The Warman Design and Build Competition is organised and run by the Mechanical College’s National Committee on Engineering Design.
It is open to first and second year mechanical engineering students currently studying their first design analysis course, and teams comprise two to four members.
The best team from each competing university will be at Sydney’s Powerhouse Museum on 20 October. Each must design and build autonomous systems to solve a crisis scenario on Gondwana. While the planet doesn’t change, the scenario and challenge are ever-evolving to include new technologies in order to continually push each new class.
Each annual trip to Gondwana has seen technology come a little further, said Couldrick. And, as with the real world, projects have seen electronics and computation integrate more closely with purely mechanical systems.
“Warman’s definitely gone down this path with their vehicles of mechanical to mechatronics, and it’s completely an indicator of where industry is going,” he said.
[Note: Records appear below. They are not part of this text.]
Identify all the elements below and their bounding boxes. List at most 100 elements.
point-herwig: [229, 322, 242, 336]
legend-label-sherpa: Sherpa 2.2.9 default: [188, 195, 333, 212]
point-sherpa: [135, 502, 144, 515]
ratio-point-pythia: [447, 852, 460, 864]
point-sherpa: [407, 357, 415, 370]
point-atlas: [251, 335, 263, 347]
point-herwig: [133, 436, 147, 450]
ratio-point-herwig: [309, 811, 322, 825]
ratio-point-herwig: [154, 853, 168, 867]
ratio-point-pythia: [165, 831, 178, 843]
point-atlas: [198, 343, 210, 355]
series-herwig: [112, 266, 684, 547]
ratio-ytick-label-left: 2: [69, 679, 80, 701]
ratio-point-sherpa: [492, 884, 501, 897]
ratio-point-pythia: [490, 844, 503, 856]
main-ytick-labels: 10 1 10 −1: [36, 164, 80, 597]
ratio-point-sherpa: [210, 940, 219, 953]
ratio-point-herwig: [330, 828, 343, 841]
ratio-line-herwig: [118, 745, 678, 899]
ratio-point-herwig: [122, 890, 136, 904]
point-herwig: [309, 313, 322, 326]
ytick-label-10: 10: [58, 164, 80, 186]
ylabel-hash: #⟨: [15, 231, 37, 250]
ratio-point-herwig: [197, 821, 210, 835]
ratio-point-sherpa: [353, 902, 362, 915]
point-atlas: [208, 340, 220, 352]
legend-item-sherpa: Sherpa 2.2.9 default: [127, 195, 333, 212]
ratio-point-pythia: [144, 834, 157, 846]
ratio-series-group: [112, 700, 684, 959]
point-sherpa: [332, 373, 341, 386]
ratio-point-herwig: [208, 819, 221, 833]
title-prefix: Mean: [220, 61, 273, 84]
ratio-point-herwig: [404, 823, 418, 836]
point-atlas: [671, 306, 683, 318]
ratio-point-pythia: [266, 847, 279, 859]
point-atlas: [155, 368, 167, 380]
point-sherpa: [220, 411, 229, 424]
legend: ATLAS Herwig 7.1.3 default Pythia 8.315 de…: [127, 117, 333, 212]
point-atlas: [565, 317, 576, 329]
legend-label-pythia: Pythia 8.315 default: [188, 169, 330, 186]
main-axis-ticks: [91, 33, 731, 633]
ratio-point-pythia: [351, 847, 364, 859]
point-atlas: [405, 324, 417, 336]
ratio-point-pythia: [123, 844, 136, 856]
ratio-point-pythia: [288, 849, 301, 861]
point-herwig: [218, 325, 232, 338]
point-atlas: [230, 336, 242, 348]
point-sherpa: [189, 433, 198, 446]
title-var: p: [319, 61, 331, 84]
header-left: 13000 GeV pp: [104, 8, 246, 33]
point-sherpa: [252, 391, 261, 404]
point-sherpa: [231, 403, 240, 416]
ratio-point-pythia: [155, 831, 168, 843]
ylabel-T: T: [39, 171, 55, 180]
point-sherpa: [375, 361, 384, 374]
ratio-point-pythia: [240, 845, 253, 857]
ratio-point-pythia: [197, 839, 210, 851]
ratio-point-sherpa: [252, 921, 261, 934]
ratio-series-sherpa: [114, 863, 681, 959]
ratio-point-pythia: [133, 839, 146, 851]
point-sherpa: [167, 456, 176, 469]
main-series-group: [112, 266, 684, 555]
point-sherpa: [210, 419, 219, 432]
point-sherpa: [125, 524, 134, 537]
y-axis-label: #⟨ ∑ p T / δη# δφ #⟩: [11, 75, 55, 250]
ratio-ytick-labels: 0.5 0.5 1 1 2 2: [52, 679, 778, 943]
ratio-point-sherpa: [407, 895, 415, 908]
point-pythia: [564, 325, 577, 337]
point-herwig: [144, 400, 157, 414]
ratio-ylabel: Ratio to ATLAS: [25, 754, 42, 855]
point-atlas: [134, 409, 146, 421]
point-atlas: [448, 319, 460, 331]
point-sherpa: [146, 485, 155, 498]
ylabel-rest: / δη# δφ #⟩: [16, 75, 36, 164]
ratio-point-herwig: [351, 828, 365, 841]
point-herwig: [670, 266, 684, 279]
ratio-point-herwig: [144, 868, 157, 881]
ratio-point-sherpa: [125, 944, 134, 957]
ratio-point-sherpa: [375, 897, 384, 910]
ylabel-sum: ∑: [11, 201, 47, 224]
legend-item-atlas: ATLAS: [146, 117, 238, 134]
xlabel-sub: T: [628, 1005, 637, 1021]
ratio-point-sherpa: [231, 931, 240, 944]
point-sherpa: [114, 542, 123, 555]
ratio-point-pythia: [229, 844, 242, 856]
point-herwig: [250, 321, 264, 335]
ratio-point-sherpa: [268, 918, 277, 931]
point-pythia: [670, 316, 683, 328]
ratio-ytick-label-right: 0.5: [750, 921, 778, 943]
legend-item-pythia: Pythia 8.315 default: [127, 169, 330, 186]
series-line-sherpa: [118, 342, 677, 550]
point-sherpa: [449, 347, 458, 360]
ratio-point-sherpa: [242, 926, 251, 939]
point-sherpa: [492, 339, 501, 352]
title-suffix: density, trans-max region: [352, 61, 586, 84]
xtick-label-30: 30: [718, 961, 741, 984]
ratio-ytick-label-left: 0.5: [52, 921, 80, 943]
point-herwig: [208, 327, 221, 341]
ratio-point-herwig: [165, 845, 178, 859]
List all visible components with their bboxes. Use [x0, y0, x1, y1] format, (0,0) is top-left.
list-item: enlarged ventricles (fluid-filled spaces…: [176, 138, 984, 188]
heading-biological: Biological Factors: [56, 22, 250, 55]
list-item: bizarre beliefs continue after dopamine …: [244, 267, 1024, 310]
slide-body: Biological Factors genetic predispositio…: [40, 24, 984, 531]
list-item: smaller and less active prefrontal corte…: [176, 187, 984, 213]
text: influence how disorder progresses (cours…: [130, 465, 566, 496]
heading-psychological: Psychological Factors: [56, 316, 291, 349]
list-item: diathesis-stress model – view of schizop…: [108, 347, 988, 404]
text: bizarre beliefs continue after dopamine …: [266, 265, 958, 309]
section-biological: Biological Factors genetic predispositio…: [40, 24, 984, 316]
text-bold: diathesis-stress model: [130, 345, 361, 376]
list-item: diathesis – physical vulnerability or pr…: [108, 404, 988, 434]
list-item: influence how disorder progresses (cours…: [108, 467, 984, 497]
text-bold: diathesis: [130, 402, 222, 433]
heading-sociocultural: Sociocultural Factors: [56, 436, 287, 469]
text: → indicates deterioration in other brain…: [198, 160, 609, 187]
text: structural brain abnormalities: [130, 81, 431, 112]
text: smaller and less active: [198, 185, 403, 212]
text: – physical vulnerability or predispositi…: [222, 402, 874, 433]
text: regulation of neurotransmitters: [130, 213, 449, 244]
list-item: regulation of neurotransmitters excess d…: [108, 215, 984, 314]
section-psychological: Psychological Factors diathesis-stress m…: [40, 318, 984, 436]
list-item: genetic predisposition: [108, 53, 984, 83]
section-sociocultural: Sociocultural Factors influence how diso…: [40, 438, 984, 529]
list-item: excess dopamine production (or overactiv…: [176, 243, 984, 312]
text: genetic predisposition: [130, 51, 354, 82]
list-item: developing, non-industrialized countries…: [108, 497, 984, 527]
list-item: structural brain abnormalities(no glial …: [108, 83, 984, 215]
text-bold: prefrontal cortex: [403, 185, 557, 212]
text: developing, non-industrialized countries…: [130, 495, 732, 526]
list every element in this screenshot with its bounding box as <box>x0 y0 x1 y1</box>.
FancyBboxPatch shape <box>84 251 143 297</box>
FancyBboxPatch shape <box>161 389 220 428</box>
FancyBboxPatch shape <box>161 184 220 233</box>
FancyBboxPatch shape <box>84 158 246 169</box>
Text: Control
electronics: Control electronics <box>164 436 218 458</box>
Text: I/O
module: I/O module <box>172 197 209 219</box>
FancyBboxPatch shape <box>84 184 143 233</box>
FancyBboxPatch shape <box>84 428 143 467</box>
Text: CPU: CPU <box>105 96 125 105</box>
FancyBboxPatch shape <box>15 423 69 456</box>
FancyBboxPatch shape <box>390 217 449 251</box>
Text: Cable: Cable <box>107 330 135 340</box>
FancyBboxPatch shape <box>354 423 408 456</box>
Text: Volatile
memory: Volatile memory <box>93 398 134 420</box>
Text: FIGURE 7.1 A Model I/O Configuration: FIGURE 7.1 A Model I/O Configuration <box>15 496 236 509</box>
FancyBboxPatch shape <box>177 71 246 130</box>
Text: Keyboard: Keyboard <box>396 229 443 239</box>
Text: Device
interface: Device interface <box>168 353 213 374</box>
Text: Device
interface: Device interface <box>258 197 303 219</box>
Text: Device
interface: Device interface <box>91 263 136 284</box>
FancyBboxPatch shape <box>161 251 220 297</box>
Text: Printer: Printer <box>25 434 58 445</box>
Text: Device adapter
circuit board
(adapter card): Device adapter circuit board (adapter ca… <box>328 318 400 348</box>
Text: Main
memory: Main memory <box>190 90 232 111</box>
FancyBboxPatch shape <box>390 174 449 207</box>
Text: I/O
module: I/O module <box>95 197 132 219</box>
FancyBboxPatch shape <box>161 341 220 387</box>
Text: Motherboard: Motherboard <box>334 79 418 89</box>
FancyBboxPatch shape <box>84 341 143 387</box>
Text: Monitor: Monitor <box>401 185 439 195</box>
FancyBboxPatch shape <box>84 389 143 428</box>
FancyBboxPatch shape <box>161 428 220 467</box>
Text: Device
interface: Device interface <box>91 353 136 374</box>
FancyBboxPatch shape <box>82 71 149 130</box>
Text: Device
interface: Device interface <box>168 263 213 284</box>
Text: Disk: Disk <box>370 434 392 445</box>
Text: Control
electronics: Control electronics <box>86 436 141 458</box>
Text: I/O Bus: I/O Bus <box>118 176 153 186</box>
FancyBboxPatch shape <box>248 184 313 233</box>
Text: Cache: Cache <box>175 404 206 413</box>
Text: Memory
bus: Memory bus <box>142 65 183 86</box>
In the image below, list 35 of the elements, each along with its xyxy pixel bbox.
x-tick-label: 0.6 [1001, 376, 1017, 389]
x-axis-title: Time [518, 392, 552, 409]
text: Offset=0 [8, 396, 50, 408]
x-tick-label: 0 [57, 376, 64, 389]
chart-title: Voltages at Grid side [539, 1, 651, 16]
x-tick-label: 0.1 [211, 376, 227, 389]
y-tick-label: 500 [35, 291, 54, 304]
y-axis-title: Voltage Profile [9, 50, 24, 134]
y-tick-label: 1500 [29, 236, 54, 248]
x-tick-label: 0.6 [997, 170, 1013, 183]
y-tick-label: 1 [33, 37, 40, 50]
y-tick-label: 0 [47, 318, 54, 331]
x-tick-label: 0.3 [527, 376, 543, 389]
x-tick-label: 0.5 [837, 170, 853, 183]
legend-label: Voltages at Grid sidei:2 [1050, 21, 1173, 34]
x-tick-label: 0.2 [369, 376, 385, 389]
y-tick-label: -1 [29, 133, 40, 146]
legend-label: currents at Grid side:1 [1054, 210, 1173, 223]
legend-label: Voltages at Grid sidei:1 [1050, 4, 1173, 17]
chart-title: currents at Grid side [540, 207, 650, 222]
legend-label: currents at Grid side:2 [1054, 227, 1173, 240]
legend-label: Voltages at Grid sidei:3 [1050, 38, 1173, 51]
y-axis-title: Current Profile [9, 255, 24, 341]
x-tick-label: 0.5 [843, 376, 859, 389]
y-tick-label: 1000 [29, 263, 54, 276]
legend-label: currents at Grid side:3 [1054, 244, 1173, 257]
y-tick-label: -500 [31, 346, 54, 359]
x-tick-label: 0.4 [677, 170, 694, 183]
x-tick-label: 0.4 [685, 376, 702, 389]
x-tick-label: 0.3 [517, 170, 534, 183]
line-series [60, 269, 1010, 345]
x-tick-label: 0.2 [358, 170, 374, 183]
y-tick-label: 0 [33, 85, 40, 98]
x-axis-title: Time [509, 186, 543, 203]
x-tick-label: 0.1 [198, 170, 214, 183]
“Industry’s shifting, technology’s shifting and therefore Engineers Australia has had to shift.”
One thing that has not changed is the usefulness of skills like teamwork, problem-solving and creativity to reach a goal. These are things each of last year’s 2500 participants from 18 university teams — 14 Australian, two New Zealand, one Chinese and one Malaysian — gained along the way.
Tomorrow’s engineers, who will be creating real-life solutions to climate change adaptation and energy issues, will then, as now, need to draw on these important skills. The Warmans provide a highly useful introduction, said Couldrick.
“It allows them to see what technologies are there, what skills they have and how to apply them, and, more importantly, it gives them confidence to try new things, explore new things and show that they can integrate the technologies and come up with new ways of solving today’s problems,” he said.
“It gives them confidence … to trial and play around and just show that they have the skills.”